Article 2 : M. et Mme D… verseront à la commune de la Croix-en-Touraine la somme de 1 500 euros sur le fondement des dispositions de l’article L. 761-1 du code de justice administrative.
Article 3 : Le présent jugement sera notifié à M. et Mme D… et à la commune de la Croix-en-Touraine.

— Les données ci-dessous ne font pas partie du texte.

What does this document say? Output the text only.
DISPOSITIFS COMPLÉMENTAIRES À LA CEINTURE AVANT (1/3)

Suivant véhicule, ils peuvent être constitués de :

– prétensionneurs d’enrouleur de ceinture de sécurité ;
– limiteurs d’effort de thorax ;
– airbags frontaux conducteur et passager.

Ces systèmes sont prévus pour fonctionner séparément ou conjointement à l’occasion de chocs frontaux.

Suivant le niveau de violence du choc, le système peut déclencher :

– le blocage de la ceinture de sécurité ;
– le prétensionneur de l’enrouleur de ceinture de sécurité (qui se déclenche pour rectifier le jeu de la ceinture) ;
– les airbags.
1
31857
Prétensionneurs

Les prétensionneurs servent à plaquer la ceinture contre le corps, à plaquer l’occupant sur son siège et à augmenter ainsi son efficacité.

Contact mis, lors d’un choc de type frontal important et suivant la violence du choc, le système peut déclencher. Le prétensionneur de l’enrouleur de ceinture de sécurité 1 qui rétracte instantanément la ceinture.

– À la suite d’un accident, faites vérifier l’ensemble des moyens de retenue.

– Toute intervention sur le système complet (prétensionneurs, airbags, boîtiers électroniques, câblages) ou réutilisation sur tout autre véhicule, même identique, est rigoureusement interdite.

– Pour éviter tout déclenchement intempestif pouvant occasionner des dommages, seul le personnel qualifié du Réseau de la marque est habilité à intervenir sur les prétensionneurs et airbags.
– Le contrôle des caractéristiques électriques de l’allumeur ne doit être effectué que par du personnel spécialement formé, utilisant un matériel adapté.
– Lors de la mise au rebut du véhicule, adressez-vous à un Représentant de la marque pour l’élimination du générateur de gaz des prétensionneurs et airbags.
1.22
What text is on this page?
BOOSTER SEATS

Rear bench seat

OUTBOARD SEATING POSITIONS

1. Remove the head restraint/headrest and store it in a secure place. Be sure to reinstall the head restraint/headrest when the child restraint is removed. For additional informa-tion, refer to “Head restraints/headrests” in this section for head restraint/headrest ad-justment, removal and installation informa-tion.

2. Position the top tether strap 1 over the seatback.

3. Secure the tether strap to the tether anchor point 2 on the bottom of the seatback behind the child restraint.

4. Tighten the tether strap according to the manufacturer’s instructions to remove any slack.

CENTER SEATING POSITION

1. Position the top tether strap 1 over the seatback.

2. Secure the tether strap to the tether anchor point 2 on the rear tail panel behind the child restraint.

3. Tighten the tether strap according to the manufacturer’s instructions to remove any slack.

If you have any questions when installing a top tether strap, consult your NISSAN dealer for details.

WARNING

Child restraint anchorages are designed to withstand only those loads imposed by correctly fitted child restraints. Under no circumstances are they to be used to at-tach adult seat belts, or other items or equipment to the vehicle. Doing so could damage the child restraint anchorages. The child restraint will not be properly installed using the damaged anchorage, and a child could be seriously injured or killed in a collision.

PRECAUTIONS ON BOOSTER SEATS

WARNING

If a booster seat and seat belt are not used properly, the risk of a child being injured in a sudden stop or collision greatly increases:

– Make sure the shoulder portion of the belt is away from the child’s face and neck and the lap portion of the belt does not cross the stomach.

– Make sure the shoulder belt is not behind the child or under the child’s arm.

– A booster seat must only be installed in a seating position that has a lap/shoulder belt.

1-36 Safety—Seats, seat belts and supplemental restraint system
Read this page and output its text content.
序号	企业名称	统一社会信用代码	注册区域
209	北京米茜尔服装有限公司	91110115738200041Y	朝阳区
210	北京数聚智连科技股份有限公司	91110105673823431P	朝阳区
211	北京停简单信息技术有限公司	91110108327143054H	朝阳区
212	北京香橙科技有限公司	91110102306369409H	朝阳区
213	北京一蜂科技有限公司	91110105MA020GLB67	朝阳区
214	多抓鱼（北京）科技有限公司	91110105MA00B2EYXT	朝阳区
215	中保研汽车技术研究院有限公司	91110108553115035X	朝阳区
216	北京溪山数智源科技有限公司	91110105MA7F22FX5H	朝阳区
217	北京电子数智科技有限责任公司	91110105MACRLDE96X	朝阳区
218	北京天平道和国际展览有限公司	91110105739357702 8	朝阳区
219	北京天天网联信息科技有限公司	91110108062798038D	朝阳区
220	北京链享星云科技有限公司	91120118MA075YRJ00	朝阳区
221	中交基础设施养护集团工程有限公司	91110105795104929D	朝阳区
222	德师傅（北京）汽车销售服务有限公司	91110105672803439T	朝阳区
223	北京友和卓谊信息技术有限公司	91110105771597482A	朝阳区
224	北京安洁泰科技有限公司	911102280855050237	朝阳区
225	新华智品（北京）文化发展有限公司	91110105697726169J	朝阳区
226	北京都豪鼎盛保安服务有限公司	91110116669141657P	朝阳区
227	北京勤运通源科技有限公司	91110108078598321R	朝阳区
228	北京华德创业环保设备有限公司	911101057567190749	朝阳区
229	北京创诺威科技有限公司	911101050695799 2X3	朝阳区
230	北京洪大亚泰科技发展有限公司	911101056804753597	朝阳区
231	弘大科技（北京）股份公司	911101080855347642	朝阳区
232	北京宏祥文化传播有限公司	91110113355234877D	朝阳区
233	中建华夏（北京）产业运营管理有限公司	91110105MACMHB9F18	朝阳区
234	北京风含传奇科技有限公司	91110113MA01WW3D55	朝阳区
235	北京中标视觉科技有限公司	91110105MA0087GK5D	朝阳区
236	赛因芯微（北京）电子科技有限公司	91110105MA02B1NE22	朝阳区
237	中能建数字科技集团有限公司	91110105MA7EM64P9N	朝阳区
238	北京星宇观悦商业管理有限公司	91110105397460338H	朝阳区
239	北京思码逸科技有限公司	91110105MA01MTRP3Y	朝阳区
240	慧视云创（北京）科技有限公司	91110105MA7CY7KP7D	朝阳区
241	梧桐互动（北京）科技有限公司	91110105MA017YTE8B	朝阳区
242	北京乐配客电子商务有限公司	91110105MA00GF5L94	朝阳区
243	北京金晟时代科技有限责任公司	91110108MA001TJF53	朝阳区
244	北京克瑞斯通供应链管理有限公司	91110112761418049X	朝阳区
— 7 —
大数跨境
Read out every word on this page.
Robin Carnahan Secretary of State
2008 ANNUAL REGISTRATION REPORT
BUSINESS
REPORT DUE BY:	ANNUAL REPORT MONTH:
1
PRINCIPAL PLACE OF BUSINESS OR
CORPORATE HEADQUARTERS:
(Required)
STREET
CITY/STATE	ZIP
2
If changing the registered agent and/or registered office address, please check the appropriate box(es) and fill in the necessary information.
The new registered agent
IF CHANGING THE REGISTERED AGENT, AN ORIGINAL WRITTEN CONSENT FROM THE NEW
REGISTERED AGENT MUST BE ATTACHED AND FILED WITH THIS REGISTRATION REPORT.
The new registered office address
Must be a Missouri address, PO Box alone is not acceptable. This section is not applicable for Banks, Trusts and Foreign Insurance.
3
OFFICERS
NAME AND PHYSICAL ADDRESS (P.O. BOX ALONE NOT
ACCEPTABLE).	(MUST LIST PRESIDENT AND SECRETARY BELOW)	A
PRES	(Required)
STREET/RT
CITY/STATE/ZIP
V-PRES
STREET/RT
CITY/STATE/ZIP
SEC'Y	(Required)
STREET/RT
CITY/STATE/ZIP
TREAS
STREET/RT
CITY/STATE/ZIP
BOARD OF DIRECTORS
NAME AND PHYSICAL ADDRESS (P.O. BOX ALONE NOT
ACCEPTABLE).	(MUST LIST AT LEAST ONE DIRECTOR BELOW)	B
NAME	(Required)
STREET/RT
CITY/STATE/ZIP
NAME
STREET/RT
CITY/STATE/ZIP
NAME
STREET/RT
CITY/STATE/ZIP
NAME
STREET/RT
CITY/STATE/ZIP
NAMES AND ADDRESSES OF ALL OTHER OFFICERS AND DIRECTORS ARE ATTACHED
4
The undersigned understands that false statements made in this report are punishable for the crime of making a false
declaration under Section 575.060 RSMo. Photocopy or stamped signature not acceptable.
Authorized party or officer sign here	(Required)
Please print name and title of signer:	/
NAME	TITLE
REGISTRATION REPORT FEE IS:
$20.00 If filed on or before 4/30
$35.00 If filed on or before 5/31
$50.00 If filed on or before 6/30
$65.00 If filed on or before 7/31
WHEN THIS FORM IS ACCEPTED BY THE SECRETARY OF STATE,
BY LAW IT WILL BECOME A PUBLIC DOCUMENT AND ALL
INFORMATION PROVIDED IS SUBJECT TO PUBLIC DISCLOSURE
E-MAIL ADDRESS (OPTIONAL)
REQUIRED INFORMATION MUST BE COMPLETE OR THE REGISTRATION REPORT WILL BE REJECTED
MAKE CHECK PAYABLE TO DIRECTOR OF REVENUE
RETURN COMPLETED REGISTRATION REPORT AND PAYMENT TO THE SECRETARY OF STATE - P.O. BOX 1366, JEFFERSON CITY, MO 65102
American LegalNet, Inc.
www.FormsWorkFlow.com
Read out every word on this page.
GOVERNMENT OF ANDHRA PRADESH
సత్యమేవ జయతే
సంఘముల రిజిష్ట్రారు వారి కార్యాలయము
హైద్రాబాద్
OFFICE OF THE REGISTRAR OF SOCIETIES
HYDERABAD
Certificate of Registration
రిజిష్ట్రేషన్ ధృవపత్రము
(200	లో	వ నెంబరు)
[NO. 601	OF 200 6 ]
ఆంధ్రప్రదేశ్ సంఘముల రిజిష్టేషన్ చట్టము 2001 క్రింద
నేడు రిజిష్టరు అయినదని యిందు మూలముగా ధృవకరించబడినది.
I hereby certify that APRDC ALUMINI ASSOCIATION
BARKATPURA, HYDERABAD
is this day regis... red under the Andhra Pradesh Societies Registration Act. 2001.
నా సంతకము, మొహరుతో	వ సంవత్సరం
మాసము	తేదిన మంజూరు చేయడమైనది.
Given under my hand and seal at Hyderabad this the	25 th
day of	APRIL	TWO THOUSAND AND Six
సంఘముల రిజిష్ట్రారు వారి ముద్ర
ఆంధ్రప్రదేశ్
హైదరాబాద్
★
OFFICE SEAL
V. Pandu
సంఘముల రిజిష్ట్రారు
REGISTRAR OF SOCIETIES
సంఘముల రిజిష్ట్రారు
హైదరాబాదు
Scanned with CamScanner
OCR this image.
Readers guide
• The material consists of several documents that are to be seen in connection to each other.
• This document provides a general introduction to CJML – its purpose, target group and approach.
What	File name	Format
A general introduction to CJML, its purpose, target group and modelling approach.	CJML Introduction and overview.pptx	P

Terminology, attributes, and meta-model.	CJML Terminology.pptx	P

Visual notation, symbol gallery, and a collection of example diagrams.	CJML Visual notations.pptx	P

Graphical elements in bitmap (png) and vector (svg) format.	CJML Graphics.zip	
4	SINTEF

Délibéré après l’audience du 11 juin 2025, à laquelle siégeaient :
M. Samuel Deliancourt, président,
M. Jean-Luc Jaosidy, premier conseiller,
Mme Aurore Bardet, conseillère.
Rendu public par mise à disposition au greffe le 24 juin 2025.
Le rapporteur,
Jean-Luc B…
Le président,
Samuel DELIANCOURT
La greffière,
Aurore MARTIN
La République mande et ordonne au préfet d’Indre-et-Loire en ce qui le concerne ou à tous commissaires de justice à ce requis en ce qui concerne les voies de droit commun contre les parties privées, de pourvoir à l’exécution de la présente décision.